Monday, March 16th, 2009
This post was written by Melanie Matthews

does it hurt less? Cheryl Pacella, a nursing instructor and the performance improvement advisor at Masspro, offered this interpretation during a recent conference on relieving the costs and consequences of chronic pain:

I’d like to review the definitions of “chronic” versus “persistent,” directly from Webster’s Dictionary. Chronic is “lasting a long time or recurring often.” In terms of disease, chronic can be defined as — “having an ailment for a long time, continuing indefinitely or habitually.” The word chronic usually has a negative connotation. Usually the next word that comes to mind is “complainer.” In fact, this is an example listed in the dictionary. “Persistent” is a much more favorable term. The definition is “refusing to relent, continuing, especially in the face of opposition, continuing to exist or endure.” Chronic or persistent pain is any pain that persists for at least one month beyond the usual course of an acute illness or typical healing time following an injury.

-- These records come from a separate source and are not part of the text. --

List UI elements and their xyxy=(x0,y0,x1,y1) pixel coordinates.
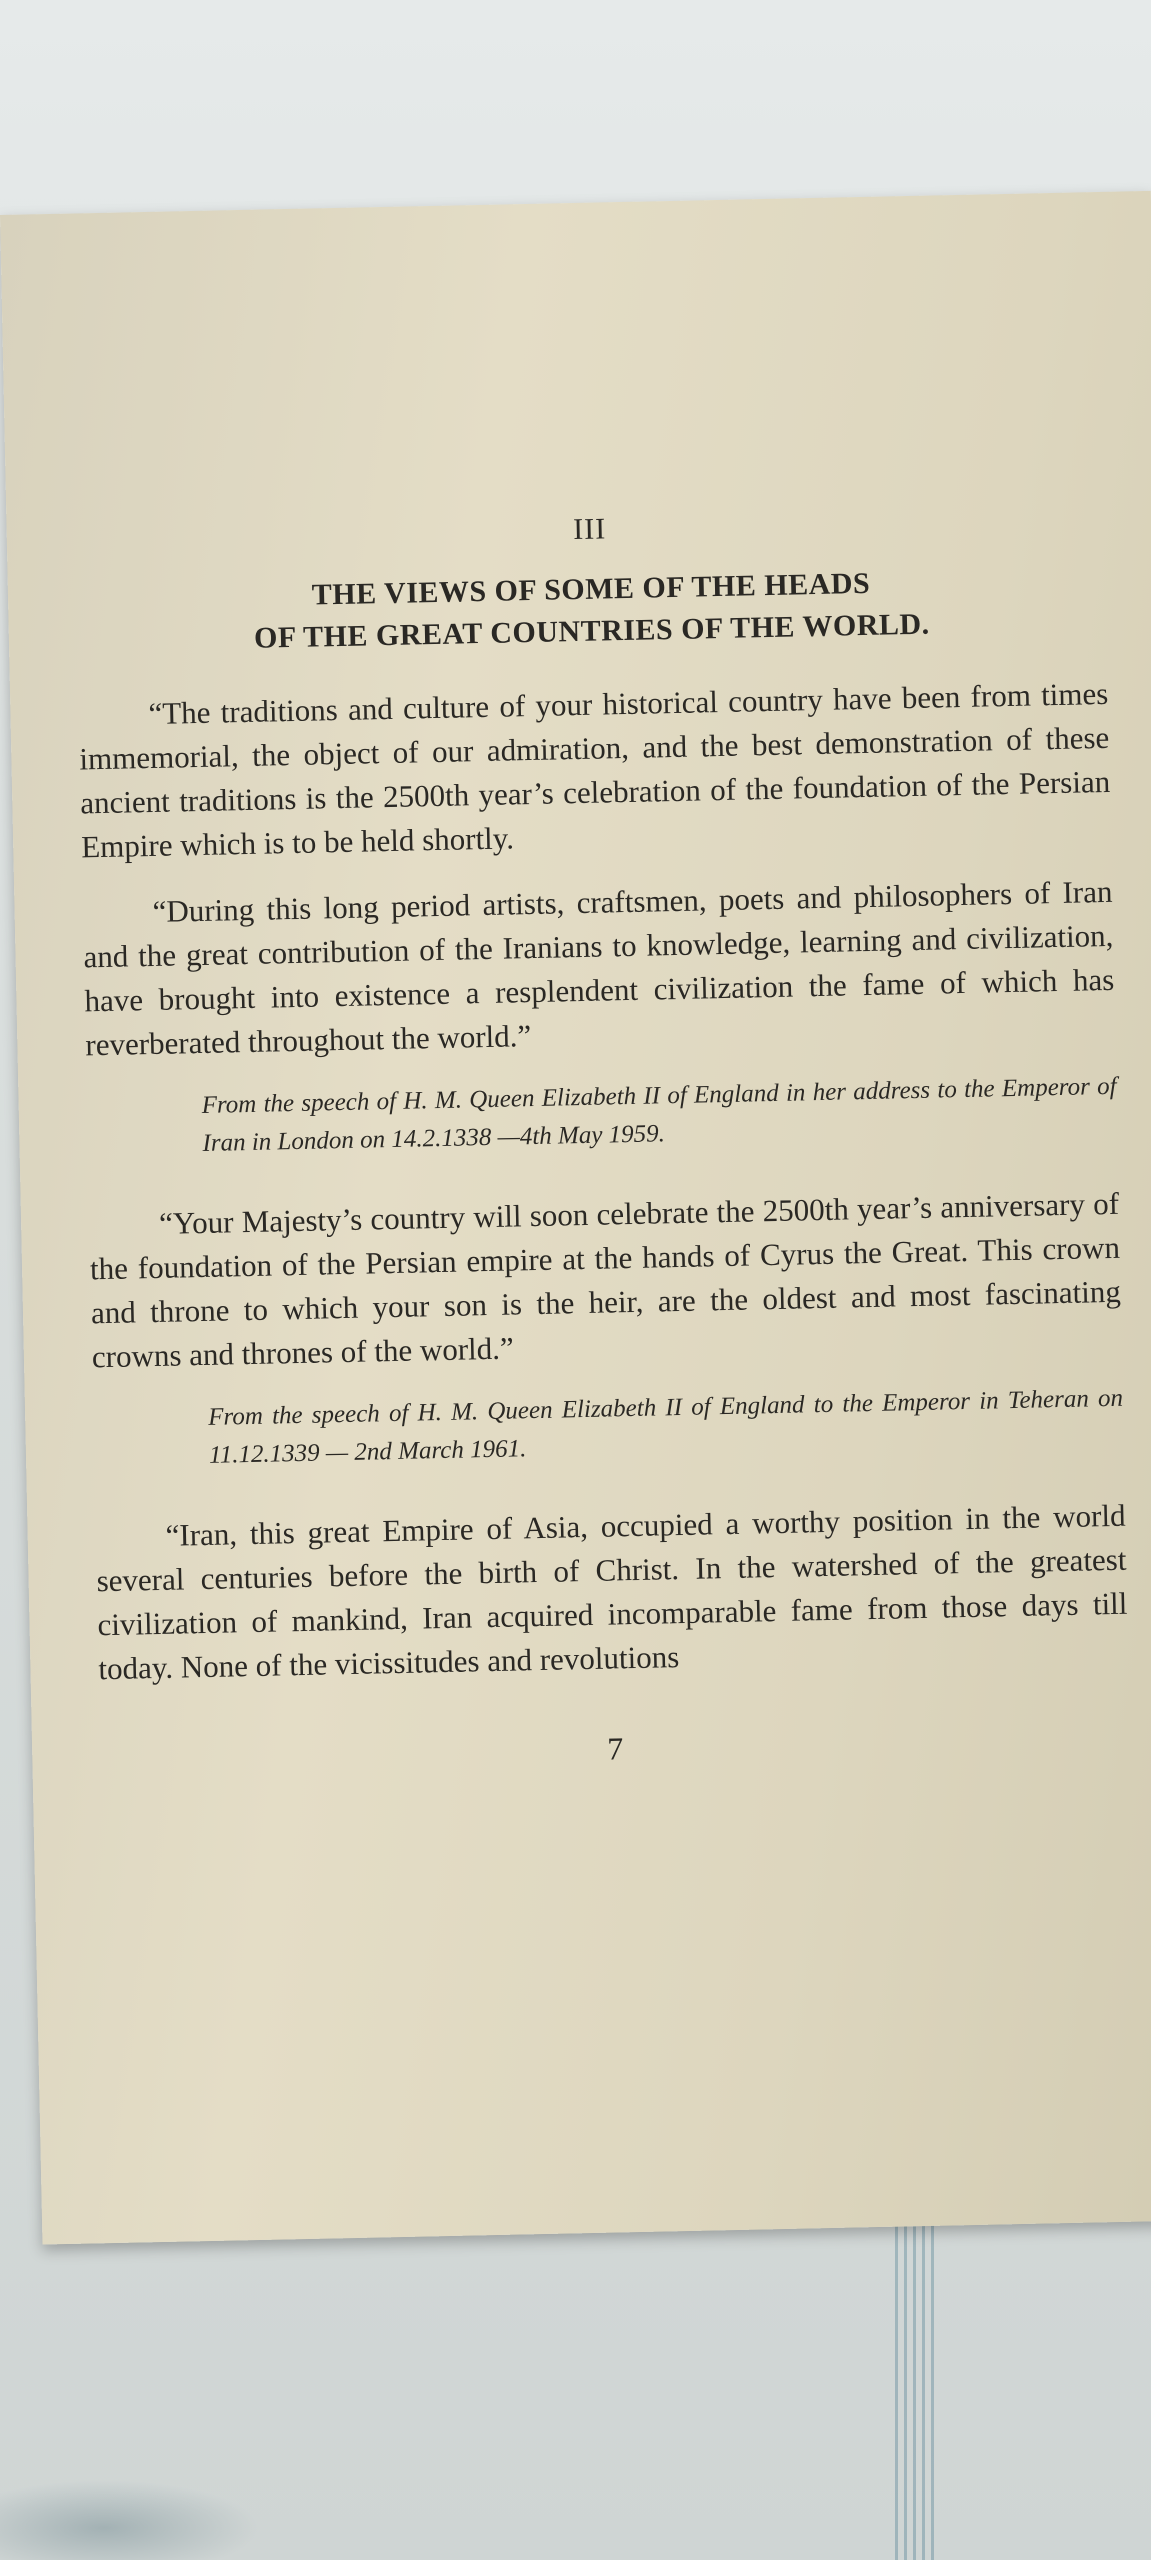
paragraph: “During this long period artists, craftsmen, poets and philosophers of Iran and the great contribution of the Iranians to knowledge, learning and civilization, have brought into existence a resplendent civilization the fame of which has reverberated throughout the world.” xyxy=(83,873,1115,1063)
heading-line-2: OF THE GREAT COUNTRIES OF THE WORLD. xyxy=(253,607,930,655)
paragraph: “Iran, this great Empire of Asia, occupied a worthy position in the world several centuries before the birth of Christ. In the watershed of the greatest civilization of mankind, Iran acquired incomparable fame from those days till today. None of the vicissitudes and revolutions xyxy=(96,1497,1128,1687)
chapter-heading xyxy=(76,558,1108,664)
book-page xyxy=(0,191,1151,2245)
source-citation: From the speech of H. M. Queen Elizabeth II of England to the Emperor in Teheran on 11.12.1339 — 2nd March 1961. xyxy=(207,1384,1124,1469)
heading-line-1: THE VIEWS OF SOME OF THE HEADS xyxy=(311,566,871,612)
page-number: 7 xyxy=(606,1730,624,1767)
paragraph: “The traditions and culture of your historical country have been from times immemorial, the object of our admiration, and the best demonstration of these ancient traditions is the 2500th year’s celebration of the foundation of the Persian Empire which is to be held shortly. xyxy=(79,675,1111,865)
paragraph: “Your Majesty’s country will soon celebrate the 2500th year’s anniversary of the foundation of the Persian empire at the hands of Cyrus the Great. This crown and throne to which your son is the heir, are the oldest and most fascinating crowns and thrones of the world.” xyxy=(89,1185,1122,1375)
page-content xyxy=(74,502,1130,1778)
cloth-fringe xyxy=(895,2215,935,2560)
chapter-number: III xyxy=(572,512,607,547)
source-citation: From the speech of H. M. Queen Elizabeth II of England in her address to the Emperor of Iran in London on 14.2.1338 —4th May 1959. xyxy=(201,1072,1117,1157)
table-stain xyxy=(0,2480,260,2560)
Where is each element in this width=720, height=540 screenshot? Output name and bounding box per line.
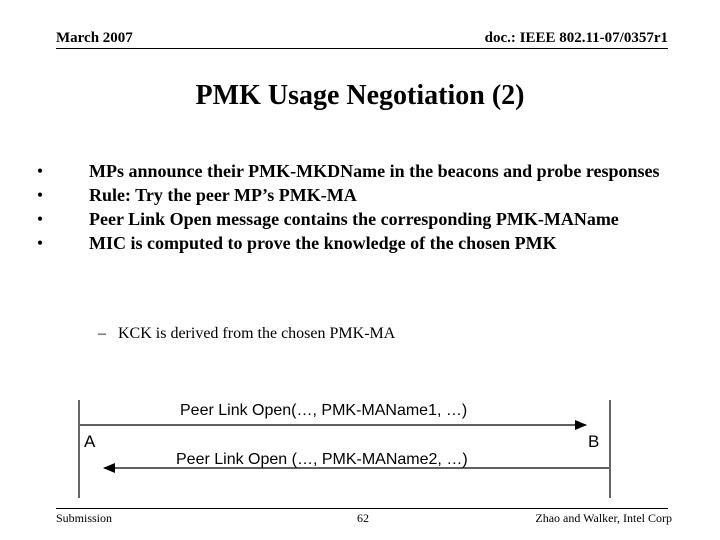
sub-bullet-dash: – xyxy=(98,325,106,342)
bullet-list xyxy=(30,160,670,256)
message-2-label: Peer Link Open (…, PMK-MAName2, …) xyxy=(176,451,468,468)
sub-bullet xyxy=(98,325,395,343)
bullet-item xyxy=(30,184,670,206)
bullet-dot: • xyxy=(36,233,44,253)
bullet-text: Peer Link Open message contains the corresponding PMK-MAName xyxy=(89,209,619,229)
bullet-text: MPs announce their PMK-MKDName in the beacons and probe responses xyxy=(89,161,660,181)
header-date: March 2007 xyxy=(56,30,133,46)
node-b-label: B xyxy=(588,432,600,451)
node-a-label: A xyxy=(84,432,96,451)
footer-authors: Zhao and Walker, Intel Corp xyxy=(535,511,672,525)
footer-page-number: 62 xyxy=(357,511,369,525)
bullet-item xyxy=(30,232,670,254)
bullet-text: MIC is computed to prove the knowledge of the chosen PMK xyxy=(89,233,557,253)
header-doc-id: doc.: IEEE 802.11-07/0357r1 xyxy=(484,30,668,46)
bullet-item xyxy=(30,208,670,230)
bullet-dot: • xyxy=(36,161,44,181)
bullet-dot: • xyxy=(36,209,44,229)
bullet-text: Rule: Try the peer MP’s PMK-MA xyxy=(89,185,357,205)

Examples include some cancer-related pain, arthritic pain, fibromyalgia or post-herpetic neuralgia.

In terms of interventions and pain management, Pacello advises that all pain is individual:

Every patient is different. The goal of pain management is improved function, mood, sleep and decreased pain severity. There are both pharmacologic and non-pharmacologic approaches to pain management. It’s important to base the intervention on the response of the patient.